NOTES

 

Cette affaire-là est beaucoup moins célèbre et beaucoup plus obscure que le chasse-mouches du dey d'Alger. Voltaire est peut-être à l'origine de cette version moderne du nez de Cléopâtre. Analysant les raisons et les voies du revirement politique qui conduit la reine Anne à se séparer du parti whig et de son chef, le duc de Marlborough, pour négocier la paix avec la France dans la guerre de succession d'Autriche, Voltaire met en cause l'ancienne favorite de la reine, Sarah Jennings, devenue duchesse de Marlborough. Elle aurait manqué de respect à la nouvelle favorite de la Reine, Mme Abigail Masham, provoquant ainsi une rupture sans retour: « Les jalousies de la duchesse éclatèrent. Quelques paires de gants d'une façon singulière qu'elle refusa à la reine, une jatte d'eau qu'elle laissa tomber en sa présence, par une méprise affectée, sur la robe de madame Masham, changèrent la face de l'Europe. [...] Les Torys saisirent cette conjoncture pour tirer la reine de cet esclavage domestique, pour abaisser la puissance du duc de Marlborough, changer le ministère, faire la paix, et rappeler, s'il se pouvait, la maison de Stuart sur le trône d'Angleterre. » (Siècle de Louis XIV, ouvrage cite, p. 216.)

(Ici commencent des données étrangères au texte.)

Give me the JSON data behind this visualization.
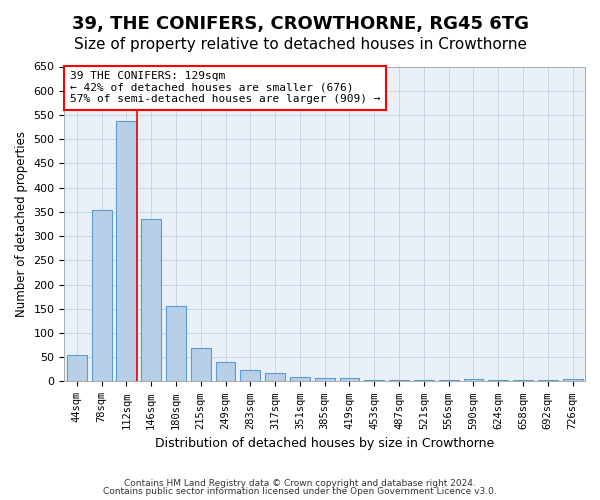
{
  "title": "39, THE CONIFERS, CROWTHORNE, RG45 6TG",
  "subtitle": "Size of property relative to detached houses in Crowthorne",
  "xlabel_bottom": "Distribution of detached houses by size in Crowthorne",
  "ylabel": "Number of detached properties",
  "categories": [
    "44sqm",
    "78sqm",
    "112sqm",
    "146sqm",
    "180sqm",
    "215sqm",
    "249sqm",
    "283sqm",
    "317sqm",
    "351sqm",
    "385sqm",
    "419sqm",
    "453sqm",
    "487sqm",
    "521sqm",
    "556sqm",
    "590sqm",
    "624sqm",
    "658sqm",
    "692sqm",
    "726sqm"
  ],
  "values": [
    55,
    353,
    538,
    335,
    155,
    68,
    40,
    23,
    18,
    10,
    8,
    8,
    3,
    3,
    3,
    3,
    5,
    3,
    3,
    3,
    5
  ],
  "bar_color": "#b8cfe8",
  "bar_edgecolor": "#5b9bd5",
  "bar_width": 0.8,
  "ylim": [
    0,
    650
  ],
  "yticks": [
    0,
    50,
    100,
    150,
    200,
    250,
    300,
    350,
    400,
    450,
    500,
    550,
    600,
    650
  ],
  "redline_x": 2.42,
  "annotation_text": "39 THE CONIFERS: 129sqm\n← 42% of detached houses are smaller (676)\n57% of semi-detached houses are larger (909) →",
  "footer1": "Contains HM Land Registry data © Crown copyright and database right 2024.",
  "footer2": "Contains public sector information licensed under the Open Government Licence v3.0.",
  "bg_color": "#ffffff",
  "axes_bg_color": "#eaf0f8",
  "grid_color": "#c8d4e8",
  "title_fontsize": 13,
  "subtitle_fontsize": 11
}
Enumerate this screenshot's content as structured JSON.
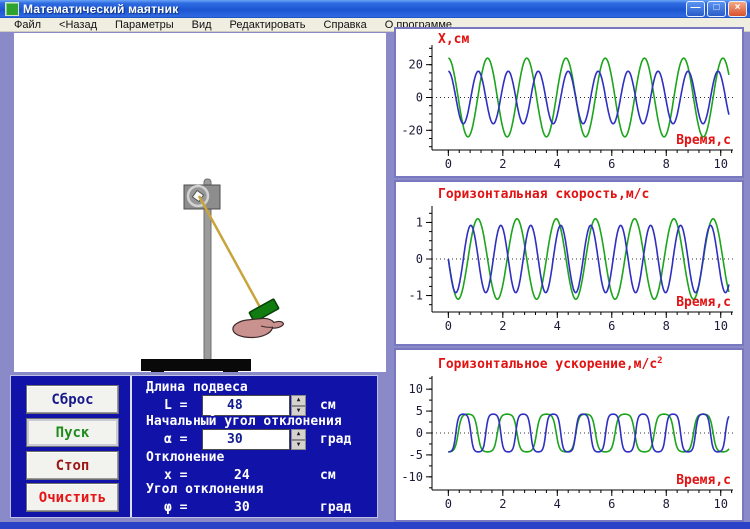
{
  "window": {
    "title": "Математический маятник",
    "buttons": {
      "minimize": "—",
      "maximize": "□",
      "close": "×"
    }
  },
  "menu": {
    "items": [
      "Файл",
      "<Назад",
      "Параметры",
      "Вид",
      "Редактировать",
      "Справка",
      "О программе"
    ]
  },
  "controls": {
    "buttons": [
      {
        "label": "Сброс",
        "color": "#16168c"
      },
      {
        "label": "Пуск",
        "color": "#1d8c1d"
      },
      {
        "label": "Стоп",
        "color": "#9c1414"
      },
      {
        "label": "Очистить",
        "color": "#e61414"
      }
    ],
    "fields": [
      {
        "label": "Длина подвеса",
        "symbol": "L =",
        "value": "48",
        "unit": "см",
        "editable": true
      },
      {
        "label": "Начальный угол отклонения",
        "symbol": "α =",
        "value": "30",
        "unit": "град",
        "editable": true
      },
      {
        "label": "Отклонение",
        "symbol": "x =",
        "value": "24",
        "unit": "см",
        "editable": false
      },
      {
        "label": "Угол отклонения",
        "symbol": "φ =",
        "value": "30",
        "unit": "град",
        "editable": false
      }
    ]
  },
  "icons": {
    "spinner_up": "▲",
    "spinner_down": "▼"
  },
  "colors": {
    "background": "#8a8ac9",
    "panel_blue": "#1113a8",
    "chart_green": "#1ca51c",
    "chart_blue": "#2f2fc0",
    "chart_label_red": "#e11212",
    "string_gold": "#c9a43b",
    "bob_green": "#117d11"
  },
  "chart_data": [
    {
      "type": "line",
      "title": "X,см",
      "xlabel": "Время,с",
      "xlim": [
        -0.6,
        10.45
      ],
      "ylim": [
        -32,
        32
      ],
      "xticks": [
        0,
        2,
        4,
        6,
        8,
        10
      ],
      "yticks": [
        -20,
        0,
        20
      ],
      "x_minor_step": 0.4,
      "y_minor_step": 5,
      "t_end": 10.3,
      "zero_line": true,
      "grid": false,
      "legend": "none",
      "series": [
        {
          "name": "green",
          "color": "#1ca51c",
          "waveform": "cos",
          "amplitude": 24,
          "period": 1.44,
          "phase": 0
        },
        {
          "name": "blue",
          "color": "#2f2fc0",
          "waveform": "cos",
          "amplitude": 16,
          "period": 1.1,
          "phase": 0
        }
      ]
    },
    {
      "type": "line",
      "title": "Горизонтальная скорость,м/с",
      "xlabel": "Время,с",
      "xlim": [
        -0.6,
        10.45
      ],
      "ylim": [
        -1.45,
        1.45
      ],
      "xticks": [
        0,
        2,
        4,
        6,
        8,
        10
      ],
      "yticks": [
        -1,
        0,
        1
      ],
      "x_minor_step": 0.4,
      "y_minor_step": 0.25,
      "t_end": 10.3,
      "zero_line": true,
      "grid": false,
      "legend": "none",
      "series": [
        {
          "name": "green",
          "color": "#1ca51c",
          "waveform": "neg-sin",
          "amplitude": 1.1,
          "period": 1.44,
          "phase": 0
        },
        {
          "name": "blue",
          "color": "#2f2fc0",
          "waveform": "neg-sin",
          "amplitude": 0.92,
          "period": 1.1,
          "phase": 0
        }
      ]
    },
    {
      "type": "line",
      "title": "Горизонтальное ускорение,м/с",
      "title_sup": "2",
      "xlabel": "Время,с",
      "xlim": [
        -0.6,
        10.45
      ],
      "ylim": [
        -13,
        13
      ],
      "xticks": [
        0,
        2,
        4,
        6,
        8,
        10
      ],
      "yticks": [
        -10,
        -5,
        0,
        5,
        10
      ],
      "x_minor_step": 0.4,
      "y_minor_step": 2.5,
      "t_end": 10.3,
      "zero_line": true,
      "grid": false,
      "legend": "none",
      "series": [
        {
          "name": "green",
          "color": "#1ca51c",
          "waveform": "neg-cos",
          "amplitude": 4.3,
          "period": 1.44,
          "phase": 0,
          "shape": "softclip"
        },
        {
          "name": "blue",
          "color": "#2f2fc0",
          "waveform": "neg-cos",
          "amplitude": 4.3,
          "period": 1.1,
          "phase": 0,
          "shape": "softclip"
        }
      ]
    }
  ]
}
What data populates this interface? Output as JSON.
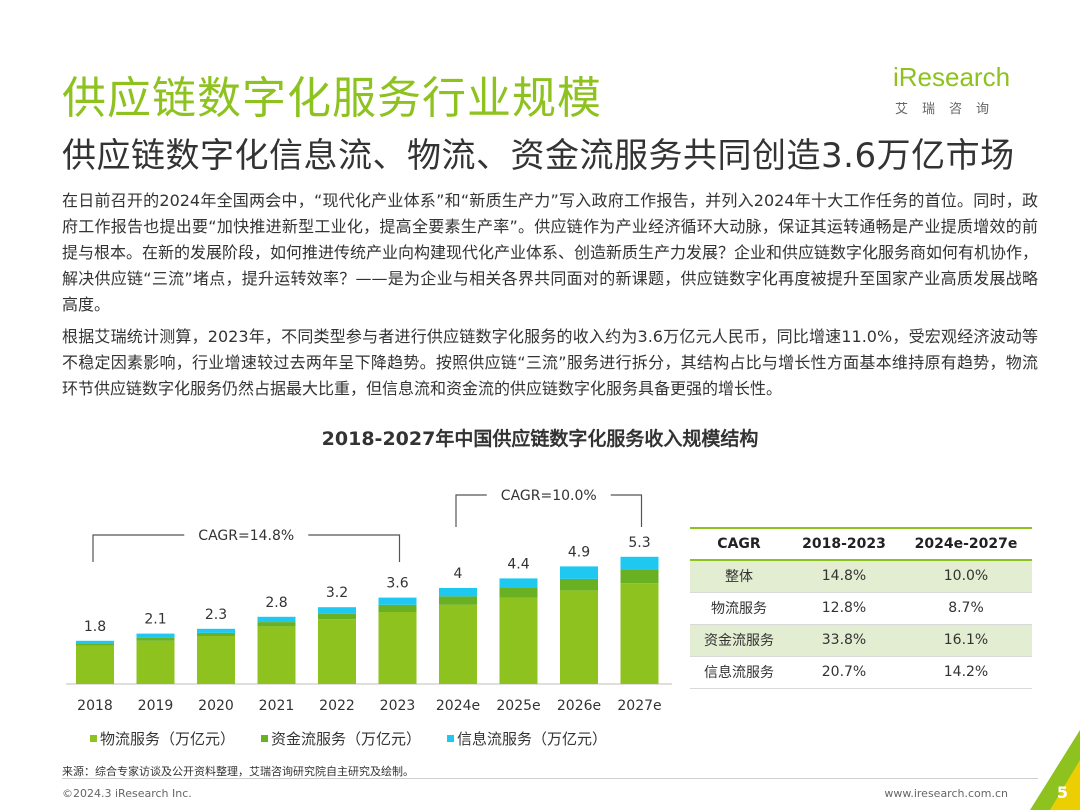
{
  "header": {
    "title": "供应链数字化服务行业规模",
    "subtitle": "供应链数字化信息流、物流、资金流服务共同创造3.6万亿市场"
  },
  "logo": {
    "wordmark": "iResearch",
    "chinese": "艾瑞咨询"
  },
  "body": {
    "paragraph1": "在日前召开的2024年全国两会中，“现代化产业体系”和“新质生产力”写入政府工作报告，并列入2024年十大工作任务的首位。同时，政府工作报告也提出要“加快推进新型工业化，提高全要素生产率”。供应链作为产业经济循环大动脉，保证其运转通畅是产业提质增效的前提与根本。在新的发展阶段，如何推进传统产业向构建现代化产业体系、创造新质生产力发展？企业和供应链数字化服务商如何有机协作，解决供应链“三流”堵点，提升运转效率？——是为企业与相关各界共同面对的新课题，供应链数字化再度被提升至国家产业高质发展战略高度。",
    "paragraph2": "根据艾瑞统计测算，2023年，不同类型参与者进行供应链数字化服务的收入约为3.6万亿元人民币，同比增速11.0%，受宏观经济波动等不稳定因素影响，行业增速较过去两年呈下降趋势。按照供应链“三流”服务进行拆分，其结构占比与增长性方面基本维持原有趋势，物流环节供应链数字化服务仍然占据最大比重，但信息流和资金流的供应链数字化服务具备更强的增长性。"
  },
  "chart_data": {
    "type": "bar",
    "stacked": true,
    "title": "2018-2027年中国供应链数字化服务收入规模结构",
    "categories": [
      "2018",
      "2019",
      "2020",
      "2021",
      "2022",
      "2023",
      "2024e",
      "2025e",
      "2026e",
      "2027e"
    ],
    "totals": [
      1.8,
      2.1,
      2.3,
      2.8,
      3.2,
      3.6,
      4.0,
      4.4,
      4.9,
      5.3
    ],
    "series": [
      {
        "name": "物流服务（万亿元）",
        "color": "#8dc21f",
        "values": [
          1.6,
          1.8,
          2.0,
          2.4,
          2.7,
          3.0,
          3.3,
          3.6,
          3.9,
          4.2
        ]
      },
      {
        "name": "资金流服务（万亿元）",
        "color": "#6ab023",
        "values": [
          0.1,
          0.12,
          0.13,
          0.18,
          0.23,
          0.3,
          0.35,
          0.4,
          0.48,
          0.55
        ]
      },
      {
        "name": "信息流服务（万亿元）",
        "color": "#1ec8f0",
        "values": [
          0.1,
          0.18,
          0.17,
          0.22,
          0.27,
          0.3,
          0.35,
          0.4,
          0.52,
          0.55
        ]
      }
    ],
    "ylim": [
      0,
      6
    ],
    "annotations": [
      {
        "label": "CAGR=14.8%",
        "from": "2018",
        "to": "2023"
      },
      {
        "label": "CAGR=10.0%",
        "from": "2024e",
        "to": "2027e"
      }
    ]
  },
  "cagr_table": {
    "headers": [
      "CAGR",
      "2018-2023",
      "2024e-2027e"
    ],
    "rows": [
      [
        "整体",
        "14.8%",
        "10.0%"
      ],
      [
        "物流服务",
        "12.8%",
        "8.7%"
      ],
      [
        "资金流服务",
        "33.8%",
        "16.1%"
      ],
      [
        "信息流服务",
        "20.7%",
        "14.2%"
      ]
    ]
  },
  "footer": {
    "source": "来源：综合专家访谈及公开资料整理，艾瑞咨询研究院自主研究及绘制。",
    "copyright": "©2024.3 iResearch Inc.",
    "website": "www.iresearch.com.cn",
    "page_number": "5"
  },
  "colors": {
    "brand_green": "#8dc21f",
    "dark_green": "#6ab023",
    "cyan": "#1ec8f0",
    "table_shade": "#e2edd2"
  }
}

Ces lignes provoquèrent une polémique; l'anecdote devint légendaire et l'eau se change en thé, le goût qu'en avait la reine Anne étant célèbre. De sorte qu'à la fin des années 1820 divers textes y font allusion comme à une vérité historique « ... à la cour de la reine Anne d'Angleterre, une tasse de thé, renversée sur la robe d'une favorite, changea le système politique de l'Europe. »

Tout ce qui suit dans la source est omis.